Assessment of Microbial Community Hydrocarbon Degradation potential in Arctic Sea ice. Assessment of Microbial Community Hydrocarbon Degradation potential in Arctic Sea ice

Anthropogenic release of oil hydrocarbons to the cold marine environment is an increasing concern due to the elevated usage of sea routes and exploration of new oil drilling sites in Arctic areas. The aim of this study was to evaluate prokaryotic community structure and genetic potential of hydrocarbon degradation in the metagenomes of seawater, sea-ice and crude oil encapsulating sea ice of Norwegian fjord Ofotfjorden. While the results indicated substantial differences between the structure of seawater and sea ice prokaryotic communities, the crude oil encapsulating sea ice (SIO) showed increased abundances of many genera containing hydrocarbon-degrading organisms, including Bermanella, Colwellia and Glaciecola.
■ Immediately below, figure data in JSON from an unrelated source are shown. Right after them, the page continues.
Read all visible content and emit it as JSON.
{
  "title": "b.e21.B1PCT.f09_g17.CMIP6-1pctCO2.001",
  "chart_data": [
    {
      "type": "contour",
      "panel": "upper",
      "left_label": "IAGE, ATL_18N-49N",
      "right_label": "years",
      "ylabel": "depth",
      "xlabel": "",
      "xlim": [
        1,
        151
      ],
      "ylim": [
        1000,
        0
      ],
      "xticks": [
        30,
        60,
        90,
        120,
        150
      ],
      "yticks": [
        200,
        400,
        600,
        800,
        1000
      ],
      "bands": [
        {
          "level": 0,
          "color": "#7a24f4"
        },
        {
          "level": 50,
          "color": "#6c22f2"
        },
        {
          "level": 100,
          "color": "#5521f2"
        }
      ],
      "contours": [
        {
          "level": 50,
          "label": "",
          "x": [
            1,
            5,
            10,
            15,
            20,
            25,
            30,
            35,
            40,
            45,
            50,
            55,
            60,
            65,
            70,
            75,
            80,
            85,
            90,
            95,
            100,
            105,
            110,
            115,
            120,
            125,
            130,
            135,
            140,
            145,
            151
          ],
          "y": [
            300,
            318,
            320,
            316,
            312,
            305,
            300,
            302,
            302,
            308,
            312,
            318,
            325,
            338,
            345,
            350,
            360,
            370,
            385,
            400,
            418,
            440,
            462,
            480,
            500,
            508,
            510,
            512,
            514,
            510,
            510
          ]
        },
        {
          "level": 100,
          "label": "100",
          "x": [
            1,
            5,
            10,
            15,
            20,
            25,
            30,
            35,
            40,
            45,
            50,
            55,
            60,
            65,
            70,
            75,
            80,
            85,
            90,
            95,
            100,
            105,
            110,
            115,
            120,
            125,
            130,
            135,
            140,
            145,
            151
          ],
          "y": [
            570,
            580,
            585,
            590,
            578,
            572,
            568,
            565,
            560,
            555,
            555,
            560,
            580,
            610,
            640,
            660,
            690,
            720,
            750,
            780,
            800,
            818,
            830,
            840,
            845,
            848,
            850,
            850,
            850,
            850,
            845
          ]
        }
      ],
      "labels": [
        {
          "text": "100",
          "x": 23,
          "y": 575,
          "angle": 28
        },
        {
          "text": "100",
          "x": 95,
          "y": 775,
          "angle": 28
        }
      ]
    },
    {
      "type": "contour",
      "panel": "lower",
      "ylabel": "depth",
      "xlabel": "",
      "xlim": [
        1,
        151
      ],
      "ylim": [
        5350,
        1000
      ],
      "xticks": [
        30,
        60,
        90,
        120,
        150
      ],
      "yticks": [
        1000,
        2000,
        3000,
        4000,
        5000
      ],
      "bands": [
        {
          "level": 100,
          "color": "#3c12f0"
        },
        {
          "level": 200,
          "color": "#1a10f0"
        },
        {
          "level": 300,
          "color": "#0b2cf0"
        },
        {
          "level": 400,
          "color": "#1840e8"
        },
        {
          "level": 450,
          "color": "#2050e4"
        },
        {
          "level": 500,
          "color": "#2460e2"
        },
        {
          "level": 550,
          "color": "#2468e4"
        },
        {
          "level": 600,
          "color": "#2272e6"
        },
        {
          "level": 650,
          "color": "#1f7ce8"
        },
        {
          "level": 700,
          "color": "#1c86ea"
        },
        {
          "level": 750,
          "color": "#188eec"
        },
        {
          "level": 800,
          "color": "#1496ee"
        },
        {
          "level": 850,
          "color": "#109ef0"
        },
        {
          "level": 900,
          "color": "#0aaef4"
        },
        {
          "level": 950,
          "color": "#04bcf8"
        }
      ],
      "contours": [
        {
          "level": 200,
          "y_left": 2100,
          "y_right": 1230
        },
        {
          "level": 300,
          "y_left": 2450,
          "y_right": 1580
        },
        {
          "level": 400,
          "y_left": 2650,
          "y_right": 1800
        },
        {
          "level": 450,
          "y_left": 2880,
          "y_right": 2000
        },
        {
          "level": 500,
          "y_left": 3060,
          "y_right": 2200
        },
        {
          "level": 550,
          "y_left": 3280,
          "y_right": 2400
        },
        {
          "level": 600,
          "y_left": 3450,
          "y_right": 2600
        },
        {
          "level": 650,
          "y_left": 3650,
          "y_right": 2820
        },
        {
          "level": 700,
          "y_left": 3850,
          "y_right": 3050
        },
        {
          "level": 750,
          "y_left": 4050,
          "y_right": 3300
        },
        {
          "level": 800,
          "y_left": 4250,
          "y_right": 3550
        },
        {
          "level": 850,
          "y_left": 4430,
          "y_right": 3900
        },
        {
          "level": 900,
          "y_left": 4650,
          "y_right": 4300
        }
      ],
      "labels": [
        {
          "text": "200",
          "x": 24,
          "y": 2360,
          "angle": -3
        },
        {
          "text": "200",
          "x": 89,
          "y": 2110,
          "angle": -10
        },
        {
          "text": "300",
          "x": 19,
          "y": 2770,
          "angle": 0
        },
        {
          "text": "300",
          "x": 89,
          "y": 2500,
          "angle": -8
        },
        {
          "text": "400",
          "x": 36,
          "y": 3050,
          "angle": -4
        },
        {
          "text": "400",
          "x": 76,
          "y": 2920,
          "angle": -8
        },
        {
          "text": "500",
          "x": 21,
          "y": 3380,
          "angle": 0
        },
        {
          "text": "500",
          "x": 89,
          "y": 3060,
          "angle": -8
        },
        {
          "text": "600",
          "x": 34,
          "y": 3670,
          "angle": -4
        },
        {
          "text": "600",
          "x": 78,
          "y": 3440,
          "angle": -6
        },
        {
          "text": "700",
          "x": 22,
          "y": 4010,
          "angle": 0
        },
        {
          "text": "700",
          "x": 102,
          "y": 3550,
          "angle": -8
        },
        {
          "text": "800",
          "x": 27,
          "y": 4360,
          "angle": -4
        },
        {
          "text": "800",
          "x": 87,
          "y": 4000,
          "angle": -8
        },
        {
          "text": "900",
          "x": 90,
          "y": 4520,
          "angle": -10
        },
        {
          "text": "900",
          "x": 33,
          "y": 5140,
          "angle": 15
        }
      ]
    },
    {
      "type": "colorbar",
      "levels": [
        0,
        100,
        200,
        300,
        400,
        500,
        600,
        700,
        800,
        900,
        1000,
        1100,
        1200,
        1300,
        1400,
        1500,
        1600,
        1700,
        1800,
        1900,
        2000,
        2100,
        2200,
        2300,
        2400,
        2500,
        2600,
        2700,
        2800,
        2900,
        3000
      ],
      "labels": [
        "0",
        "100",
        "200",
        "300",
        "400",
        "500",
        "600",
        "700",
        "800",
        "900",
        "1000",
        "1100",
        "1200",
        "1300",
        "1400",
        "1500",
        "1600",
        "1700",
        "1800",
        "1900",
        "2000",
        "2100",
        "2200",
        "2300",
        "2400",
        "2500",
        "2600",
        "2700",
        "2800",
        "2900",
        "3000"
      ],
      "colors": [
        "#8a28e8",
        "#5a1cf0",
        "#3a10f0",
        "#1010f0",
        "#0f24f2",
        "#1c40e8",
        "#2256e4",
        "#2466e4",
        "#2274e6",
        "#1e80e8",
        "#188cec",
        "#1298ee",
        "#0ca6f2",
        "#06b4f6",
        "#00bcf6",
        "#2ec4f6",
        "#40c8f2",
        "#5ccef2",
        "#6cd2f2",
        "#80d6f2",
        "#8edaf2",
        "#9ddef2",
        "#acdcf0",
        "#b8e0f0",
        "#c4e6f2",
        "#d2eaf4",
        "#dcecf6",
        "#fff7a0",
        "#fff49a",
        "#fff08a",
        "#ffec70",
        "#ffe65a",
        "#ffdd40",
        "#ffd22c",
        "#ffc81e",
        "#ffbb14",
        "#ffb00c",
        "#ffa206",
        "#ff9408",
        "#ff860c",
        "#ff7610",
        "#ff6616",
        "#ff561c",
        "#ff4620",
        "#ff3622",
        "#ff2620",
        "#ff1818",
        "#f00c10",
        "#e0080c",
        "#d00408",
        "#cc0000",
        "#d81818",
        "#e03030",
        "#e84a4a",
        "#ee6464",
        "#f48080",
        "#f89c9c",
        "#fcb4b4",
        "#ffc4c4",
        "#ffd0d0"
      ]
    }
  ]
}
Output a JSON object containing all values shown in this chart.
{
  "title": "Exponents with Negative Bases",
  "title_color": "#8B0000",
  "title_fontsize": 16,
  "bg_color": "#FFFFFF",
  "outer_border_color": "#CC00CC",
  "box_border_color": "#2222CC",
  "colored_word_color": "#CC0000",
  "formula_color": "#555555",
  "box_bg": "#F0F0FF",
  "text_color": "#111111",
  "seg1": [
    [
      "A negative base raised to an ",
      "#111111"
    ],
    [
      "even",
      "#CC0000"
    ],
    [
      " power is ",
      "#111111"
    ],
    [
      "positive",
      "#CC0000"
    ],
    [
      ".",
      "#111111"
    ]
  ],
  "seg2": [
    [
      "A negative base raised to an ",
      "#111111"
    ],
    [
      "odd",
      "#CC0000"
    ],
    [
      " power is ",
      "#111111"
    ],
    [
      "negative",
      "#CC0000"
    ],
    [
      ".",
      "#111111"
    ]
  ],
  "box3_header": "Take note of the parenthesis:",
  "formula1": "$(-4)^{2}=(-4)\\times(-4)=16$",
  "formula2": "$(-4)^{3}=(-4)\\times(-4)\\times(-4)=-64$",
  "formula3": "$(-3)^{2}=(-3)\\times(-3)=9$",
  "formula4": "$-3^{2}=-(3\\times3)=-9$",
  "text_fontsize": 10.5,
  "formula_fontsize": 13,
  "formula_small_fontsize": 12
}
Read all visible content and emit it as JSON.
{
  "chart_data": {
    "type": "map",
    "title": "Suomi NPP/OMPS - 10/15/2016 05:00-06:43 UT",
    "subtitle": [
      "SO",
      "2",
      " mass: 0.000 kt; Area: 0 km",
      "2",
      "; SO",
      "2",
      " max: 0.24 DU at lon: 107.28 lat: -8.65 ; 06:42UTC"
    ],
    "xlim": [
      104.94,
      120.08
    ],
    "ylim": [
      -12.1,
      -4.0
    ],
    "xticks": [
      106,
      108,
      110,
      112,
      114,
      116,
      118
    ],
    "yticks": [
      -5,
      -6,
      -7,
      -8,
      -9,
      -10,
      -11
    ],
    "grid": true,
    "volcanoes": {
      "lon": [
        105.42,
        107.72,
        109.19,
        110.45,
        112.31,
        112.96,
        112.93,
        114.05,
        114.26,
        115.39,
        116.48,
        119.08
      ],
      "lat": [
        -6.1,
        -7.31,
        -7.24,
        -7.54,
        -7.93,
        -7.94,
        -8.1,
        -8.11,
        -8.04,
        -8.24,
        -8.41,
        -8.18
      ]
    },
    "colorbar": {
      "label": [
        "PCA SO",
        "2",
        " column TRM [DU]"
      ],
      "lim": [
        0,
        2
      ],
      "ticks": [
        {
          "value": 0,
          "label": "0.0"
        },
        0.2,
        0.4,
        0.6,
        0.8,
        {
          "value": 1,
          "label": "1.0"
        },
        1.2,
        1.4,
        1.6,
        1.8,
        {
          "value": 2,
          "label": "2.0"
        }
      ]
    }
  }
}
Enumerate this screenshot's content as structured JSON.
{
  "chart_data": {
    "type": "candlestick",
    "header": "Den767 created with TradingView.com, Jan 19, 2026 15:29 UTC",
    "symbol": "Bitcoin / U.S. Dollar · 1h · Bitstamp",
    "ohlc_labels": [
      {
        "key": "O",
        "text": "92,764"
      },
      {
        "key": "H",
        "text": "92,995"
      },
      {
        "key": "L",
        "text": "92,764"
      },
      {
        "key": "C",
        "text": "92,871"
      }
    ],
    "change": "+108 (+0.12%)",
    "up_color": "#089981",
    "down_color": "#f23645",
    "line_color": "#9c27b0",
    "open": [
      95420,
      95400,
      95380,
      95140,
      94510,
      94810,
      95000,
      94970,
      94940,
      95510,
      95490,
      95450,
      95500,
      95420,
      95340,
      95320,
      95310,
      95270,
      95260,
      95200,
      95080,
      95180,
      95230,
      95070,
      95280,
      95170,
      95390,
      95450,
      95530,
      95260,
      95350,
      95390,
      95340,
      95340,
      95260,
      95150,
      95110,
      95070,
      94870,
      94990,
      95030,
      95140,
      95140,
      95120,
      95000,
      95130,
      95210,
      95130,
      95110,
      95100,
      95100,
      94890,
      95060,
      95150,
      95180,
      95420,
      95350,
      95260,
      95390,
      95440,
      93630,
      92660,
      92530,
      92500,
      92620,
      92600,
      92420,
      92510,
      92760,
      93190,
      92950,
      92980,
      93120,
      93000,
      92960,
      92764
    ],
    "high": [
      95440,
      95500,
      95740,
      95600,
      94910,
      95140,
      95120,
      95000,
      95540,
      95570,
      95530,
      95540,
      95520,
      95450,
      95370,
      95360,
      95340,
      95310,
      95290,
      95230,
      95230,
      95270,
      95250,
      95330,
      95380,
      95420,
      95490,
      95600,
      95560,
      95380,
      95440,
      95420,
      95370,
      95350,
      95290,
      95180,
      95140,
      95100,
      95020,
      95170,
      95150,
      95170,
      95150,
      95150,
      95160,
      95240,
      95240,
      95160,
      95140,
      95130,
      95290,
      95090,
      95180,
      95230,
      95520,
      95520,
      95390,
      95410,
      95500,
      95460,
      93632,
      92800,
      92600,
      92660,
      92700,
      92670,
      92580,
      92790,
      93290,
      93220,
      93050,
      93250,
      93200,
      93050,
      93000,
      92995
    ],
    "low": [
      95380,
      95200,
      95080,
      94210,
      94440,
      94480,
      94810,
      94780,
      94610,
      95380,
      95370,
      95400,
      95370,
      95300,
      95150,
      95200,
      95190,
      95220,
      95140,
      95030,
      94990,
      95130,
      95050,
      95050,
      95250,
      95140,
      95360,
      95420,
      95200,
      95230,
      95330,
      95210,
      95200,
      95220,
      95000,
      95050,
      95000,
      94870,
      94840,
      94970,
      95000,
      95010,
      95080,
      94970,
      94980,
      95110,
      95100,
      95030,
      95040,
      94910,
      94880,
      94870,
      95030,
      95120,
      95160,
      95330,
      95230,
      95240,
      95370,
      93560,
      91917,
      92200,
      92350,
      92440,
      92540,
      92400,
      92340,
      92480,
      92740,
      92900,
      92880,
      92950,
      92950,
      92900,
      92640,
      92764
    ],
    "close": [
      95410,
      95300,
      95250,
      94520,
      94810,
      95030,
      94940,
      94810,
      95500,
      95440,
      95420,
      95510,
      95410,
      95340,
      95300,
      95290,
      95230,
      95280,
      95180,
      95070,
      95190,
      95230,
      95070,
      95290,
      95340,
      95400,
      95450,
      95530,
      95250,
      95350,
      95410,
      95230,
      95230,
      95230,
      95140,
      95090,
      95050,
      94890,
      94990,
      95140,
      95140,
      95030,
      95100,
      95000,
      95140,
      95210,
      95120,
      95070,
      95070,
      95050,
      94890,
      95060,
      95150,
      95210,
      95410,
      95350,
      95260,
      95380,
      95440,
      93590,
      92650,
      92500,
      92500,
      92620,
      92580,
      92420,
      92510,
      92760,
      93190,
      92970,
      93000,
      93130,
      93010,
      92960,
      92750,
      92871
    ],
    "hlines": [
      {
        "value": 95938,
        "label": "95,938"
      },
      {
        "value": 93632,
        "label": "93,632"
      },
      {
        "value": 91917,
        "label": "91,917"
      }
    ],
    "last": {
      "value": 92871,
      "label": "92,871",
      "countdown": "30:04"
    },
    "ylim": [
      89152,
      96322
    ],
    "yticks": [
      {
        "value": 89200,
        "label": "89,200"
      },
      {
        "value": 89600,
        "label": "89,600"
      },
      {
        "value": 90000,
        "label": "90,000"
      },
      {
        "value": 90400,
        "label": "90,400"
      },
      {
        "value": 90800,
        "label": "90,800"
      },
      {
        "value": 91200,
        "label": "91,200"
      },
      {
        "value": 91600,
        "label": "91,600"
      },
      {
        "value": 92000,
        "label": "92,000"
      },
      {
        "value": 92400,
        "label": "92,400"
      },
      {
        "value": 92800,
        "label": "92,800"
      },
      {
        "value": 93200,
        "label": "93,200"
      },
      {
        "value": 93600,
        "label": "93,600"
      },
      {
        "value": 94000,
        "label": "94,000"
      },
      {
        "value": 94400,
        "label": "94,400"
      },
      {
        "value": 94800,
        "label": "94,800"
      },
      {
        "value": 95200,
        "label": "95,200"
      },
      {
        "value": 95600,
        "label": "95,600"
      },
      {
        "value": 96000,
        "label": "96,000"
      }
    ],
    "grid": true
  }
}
Although the metagenome of seawater was rich in a variety of hydrocarbon degradation-related functional genes (HDGs) associated with the metabolism of n-alkanes, mono- and polyaromatic hydrocarbons, most of the normalized gene counts were highest in clean sea ice metagenome, while in SIO these counts were the lowest. The long-chain alkane degradation gene almA was detected from all studied metagenomes and its counts exceeded ladA and alkB counts in both sea ice metagenomes. In addition, almA was related to the most diverse group of prokaryotic genera. Almost all 18 good- and high-quality metagenome assembled genomes (MAGs) had diverse HDGs profiles. The MAGs recovered from the SIO metagenome belonged to the abundant taxa, such as Glaciecola, Bermanella, and Rhodobacteracea in this environment. Genera associated with HDGs were often previously known as hydrocarbon-degrading genera. However, a substantial number of new associations either between already known hydrocarbons degrading genera and new HDGs, or genera not known to contain hydrocarbon degraders with multiple HDGs were found. The superimposition of results of comparing HDGs associations with taxonomy, HDGs profiles of MAGs, and full genomes of organisms in the KEGG database suggest that the found relationships need further investigation and verification.